Qu'en est-il des recherches récentes, celles menées au cours des quinze dernières années ? La question des rapports entre l'École et les inégalités est-elle toujours aussi centrale ? Comment évolue-t-elle ? Peut-on, en lien avec cette problématique, discerner de nouveaux objets, de nouveaux terrains ? Inversement, quels sont ceux qui ont reflué voire disparu ? Quels types de cadres théoriques et de démarches méthodologiques mobilisent aujourd'hui les chercheurs ? Les recherches récentes dialoguent-elles encore avec les travaux fondateurs des années 1960 et 1970, ceux de Bourdieu et Passeron, de Boudon, de Bernstein... ? Comment envisagent-elles le rapport avec les théories et travaux antérieurs ? Quelles ruptures mais aussi quelles continuités repère-t-on ? Au-delà de la mise en perspective temporelle, la comparaison géographique pourra également être développée. Par exemple en se demandant ce qui caractérise les recherches menées dans tel pays ou dans l'espace francophone par rapport à celles menées dans d'autres pays ou espaces linguistiques ? Ce sont là quelques unes des questions auxquelles ce symposium voudrait apporter réponse en partant de l'hypothèse que ce n'est pas parce que les inégalités scolaires demeurent une réalité persistante que rien ne change en la matière ni dans les comportements des acteurs scolaires. Dans les sociétés modernes avancées, la reproduction sociale, loin d'être un processus naturel, nécessite une intense activité et de nombreuses adaptations de la part des groupes sociaux désireux de maintenir leurs privilèges éducatifs.
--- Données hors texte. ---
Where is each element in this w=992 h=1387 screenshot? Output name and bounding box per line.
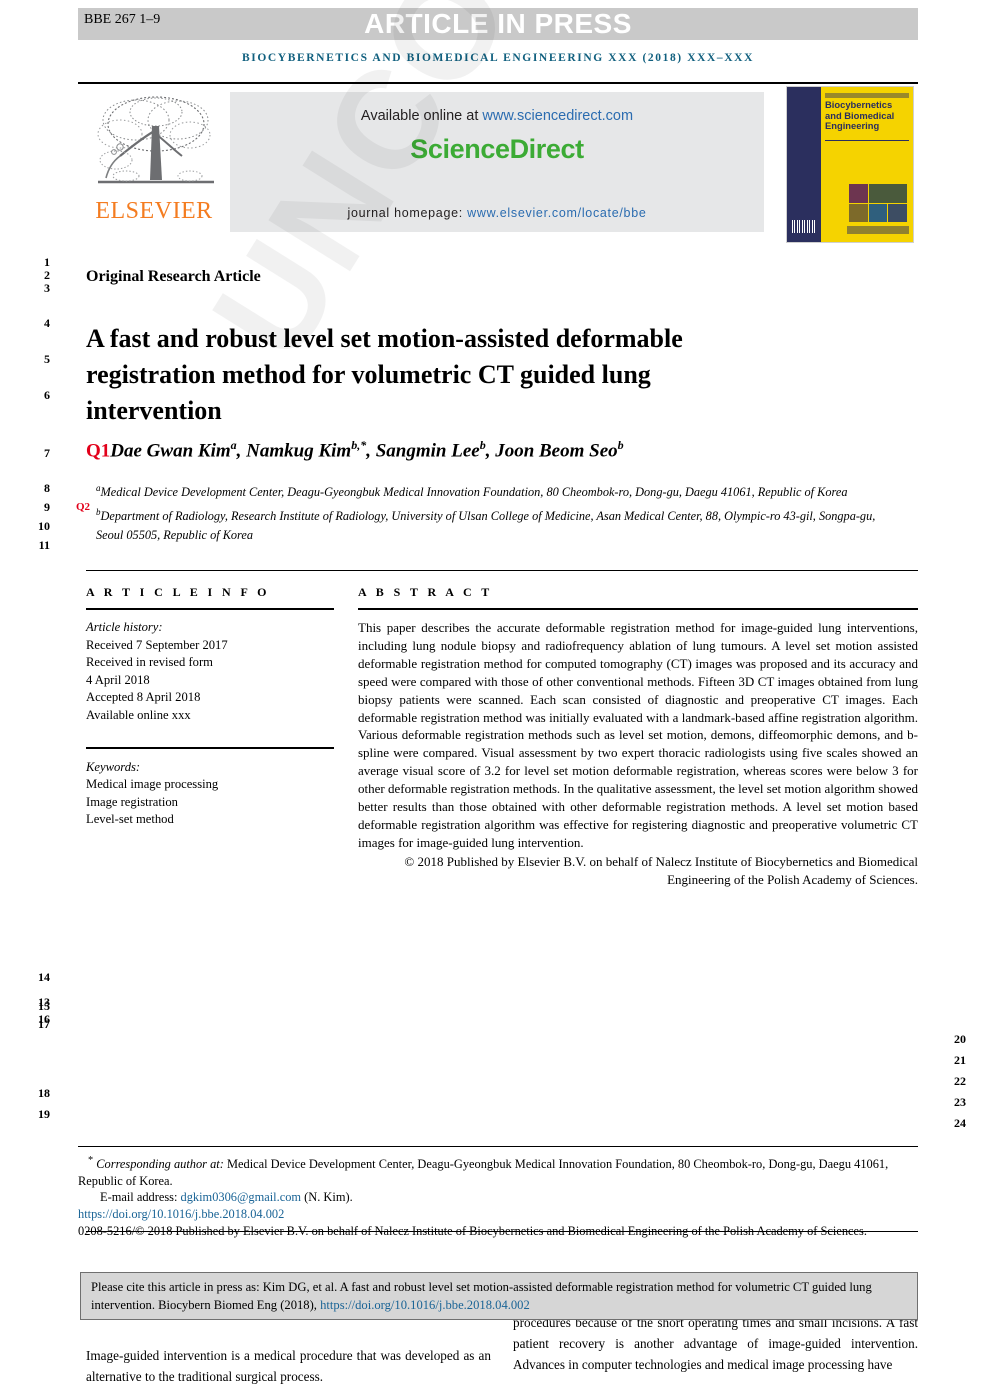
author-name-4: Joon Beom Seo xyxy=(495,440,618,462)
email-attribution: (N. Kim). xyxy=(304,1190,353,1205)
journal-running-head: BIOCYBERNETICS AND BIOMEDICAL ENGINEERIN… xyxy=(242,52,754,64)
cover-rule xyxy=(825,140,909,141)
cover-image-grid xyxy=(849,184,907,222)
journal-homepage-line: journal homepage: www.elsevier.com/locat… xyxy=(230,206,764,220)
cite-text: Please cite this article in press as: Ki… xyxy=(91,1279,907,1314)
keyword-item-2: Image registration xyxy=(86,794,178,809)
manuscript-code: BBE 267 1–9 xyxy=(84,12,161,27)
line-number: 19 xyxy=(38,1107,50,1121)
article-info-heading: A R T I C L E I N F O xyxy=(86,585,270,599)
cover-title: Biocybernetics and Biomedical Engineerin… xyxy=(825,99,895,131)
sciencedirect-wordmark: ScienceDirect xyxy=(410,134,584,164)
author-name-2: Namkug Kim xyxy=(246,440,352,462)
line-number: 9 xyxy=(44,500,50,514)
author-list: Q1Dae Gwan Kima, Namkug Kimb,*, Sangmin … xyxy=(86,438,624,462)
history-item-revised-date: 4 April 2018 xyxy=(86,672,150,687)
author-name-1: Dae Gwan Kim xyxy=(110,440,231,462)
line-number: 4 xyxy=(44,316,50,330)
author-affil-marker-1: a xyxy=(230,438,237,452)
line-number: 24 xyxy=(954,1116,966,1130)
history-item-accepted: Accepted 8 April 2018 xyxy=(86,690,201,705)
info-abstract-panel: A R T I C L E I N F O Article history: R… xyxy=(86,570,918,1232)
history-item-received: Received 7 September 2017 xyxy=(86,637,228,652)
keyword-list: Keywords: Medical image processing Image… xyxy=(86,759,334,829)
sciencedirect-banner: Available online at www.sciencedirect.co… xyxy=(230,92,764,232)
author-affil-marker-4: b xyxy=(617,438,624,452)
cite-this-article-box: Please cite this article in press as: Ki… xyxy=(80,1272,918,1320)
line-number: 20 xyxy=(954,1032,966,1046)
email-link[interactable]: dgkim0306@gmail.com xyxy=(181,1190,302,1204)
page-title: A fast and robust level set motion-assis… xyxy=(86,324,683,426)
journal-masthead: ELSEVIER Available online at www.science… xyxy=(78,82,918,244)
author-affil-marker-3: b xyxy=(479,438,486,452)
cite-doi-link[interactable]: https://doi.org/10.1016/j.bbe.2018.04.00… xyxy=(320,1298,530,1312)
cover-barcode xyxy=(792,220,817,233)
line-number: 11 xyxy=(38,538,50,552)
corresponding-author-note: * Corresponding author at: Medical Devic… xyxy=(78,1153,918,1189)
body-paragraph-left: Image-guided intervention is a medical p… xyxy=(86,1348,491,1385)
journal-homepage-link[interactable]: www.elsevier.com/locate/bbe xyxy=(467,206,646,220)
email-note: E-mail address: dgkim0306@gmail.com (N. … xyxy=(78,1189,918,1206)
journal-cover-thumbnail[interactable]: Biocybernetics and Biomedical Engineerin… xyxy=(786,86,914,243)
author-affil-marker-2: b,* xyxy=(351,438,367,452)
email-label: E-mail address: xyxy=(100,1190,178,1205)
author-name-3: Sangmin Lee xyxy=(375,440,480,462)
keywords-label: Keywords: xyxy=(86,759,141,774)
line-number: 10 xyxy=(38,519,50,533)
affiliation-a-text: Medical Device Development Center, Deagu… xyxy=(100,485,848,500)
available-online-prefix: Available online at xyxy=(360,108,479,124)
footnote-block: * Corresponding author at: Medical Devic… xyxy=(78,1146,918,1239)
query-flag-q1[interactable]: Q1 xyxy=(86,440,110,461)
line-number: 3 xyxy=(44,281,50,295)
abstract-heading: A B S T R A C T xyxy=(358,585,493,599)
line-number: 14 xyxy=(38,970,50,984)
article-in-press-label: ARTICLE IN PRESS xyxy=(364,8,632,39)
abstract-column: A B S T R A C T This paper describes the… xyxy=(358,585,918,889)
info-divider-top xyxy=(86,608,334,610)
line-number: 6 xyxy=(44,388,50,402)
line-number: 17 xyxy=(38,1017,50,1031)
issn-copyright-line: 0208-5216/© 2018 Published by Elsevier B… xyxy=(78,1223,867,1238)
elsevier-logo: ELSEVIER xyxy=(84,90,224,238)
cover-left-strip xyxy=(787,87,821,242)
abstract-copyright: © 2018 Published by Elsevier B.V. on beh… xyxy=(404,853,918,887)
line-number: 23 xyxy=(954,1095,966,1109)
line-number: 7 xyxy=(44,446,50,460)
affiliation-b-text: Department of Radiology, Research Instit… xyxy=(96,508,876,543)
doi-text: https://doi.org/10.1016/j.bbe.2018.04.00… xyxy=(78,1206,285,1221)
article-info-column: A R T I C L E I N F O Article history: R… xyxy=(86,585,334,829)
keyword-item-3: Level-set method xyxy=(86,812,174,827)
article-history-label: Article history: xyxy=(86,620,163,634)
article-history: Article history: Received 7 September 20… xyxy=(86,619,334,725)
corresponding-marker: * xyxy=(88,1155,94,1166)
corresponding-author-label: Corresponding author at: xyxy=(96,1157,224,1172)
affiliation-list: aMedical Device Development Center, Deag… xyxy=(76,479,886,546)
sciencedirect-link[interactable]: www.sciencedirect.com xyxy=(482,108,633,124)
keyword-item-1: Medical image processing xyxy=(86,777,219,792)
affiliation-a: aMedical Device Development Center, Deag… xyxy=(76,479,886,513)
affiliation-b: bDepartment of Radiology, Research Insti… xyxy=(86,503,886,546)
info-divider-bottom xyxy=(86,746,334,749)
elsevier-tree-icon xyxy=(97,96,214,184)
line-number: 18 xyxy=(38,1086,50,1100)
available-online-line: Available online at www.sciencedirect.co… xyxy=(230,108,764,124)
abstract-text: This paper describes the accurate deform… xyxy=(358,620,918,850)
history-item-revised-form: Received in revised form xyxy=(86,655,213,670)
line-number: 22 xyxy=(954,1074,966,1088)
abstract-divider xyxy=(358,608,918,610)
doi-link-footnote[interactable]: https://doi.org/10.1016/j.bbe.2018.04.00… xyxy=(78,1206,918,1223)
journal-homepage-prefix: journal homepage: xyxy=(347,206,463,220)
article-in-press-banner: ARTICLE IN PRESS xyxy=(78,8,918,40)
query-flag-q2[interactable]: Q2 xyxy=(76,498,90,518)
line-number: 21 xyxy=(954,1053,966,1067)
cover-top-bar xyxy=(825,93,909,98)
history-item-available-online: Available online xxx xyxy=(86,707,191,722)
cover-footer-bar xyxy=(847,226,909,234)
elsevier-wordmark: ELSEVIER xyxy=(95,198,213,224)
line-number: 5 xyxy=(44,352,50,366)
line-number: 8 xyxy=(44,481,50,495)
article-type: Original Research Article xyxy=(86,268,261,285)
De manière générale, il s'agira donc d'historiciser et de contextualiser les recherches sur les inégalités scolaires afin d'essayer de comprendre leurs évolutions actuelles, les directions prises, les thématiques dominantes, mais aussi celles peu présentes ou absentes. Compte tenu de l'ampleur du champ couvert par ce symposium, il ne sera pas possible de tout aborder. Parmi les principales tendances repérables dans les recherches empiriques effectuées au cours de ces dernières années, nous identifions ci-dessous plusieurs thématiques que nous aimerions voir représentées dans ce symposium, certaines classiques, d'autres plus nouvelles. Précisons que cette liste n'a pas vocation à être exhaustive, que d'autres thématiques peuvent être proposées et que le découpage est indicatif, d'autres regroupements étant bien entendu possibles.

(1) école et classes sociales (thématique pouvant être éventuellement découpée en plusieurs sous thématiques : les classes populaires face à l'école ; les nouvelles stratégies éducatives des classes moyennes ; la socialisation et la formation des élites) ;

(2) école et inégalités ethno-raciales ;

(3) école et inégalités de genre ;

(4) effets de contexte (effet établissement, effet maître, effets de pairs) ;

(5) curriculum et pédagogie ;

(6) égalité et modèles de justice scolaire (égalité des chances, égalité des places, méritocratie..., des notions en débat) ;

(7) politiques et inégalités (quelles sont les principales politiques publiques qui ont été menées afin de lutter contre l'échec et les inégalités scolaires et pour quels effets ?) (Compte tenu de l'ampleur du thème le choix pourrait être fait de se limiter à l'analyse des recherches ayant porté sur certaines mesures, ex. discrimination positive, mixité sociale...) ;

(8) discussion et actualité des interprétations classiques des inégalités scolaires (ex. Bourdieu et Passeron, modèle de la reproduction) ;

(9) l'étude des « trajectoires improbables » (réussite des jeunes de milieux populaires ; échec des héritiers) ;

(10) facteurs institutionnels de la diversité des carrières scolaires (structures scolaires), l'apport des comparaisons entre systèmes éducatifs et des grandes enquêtes internationales.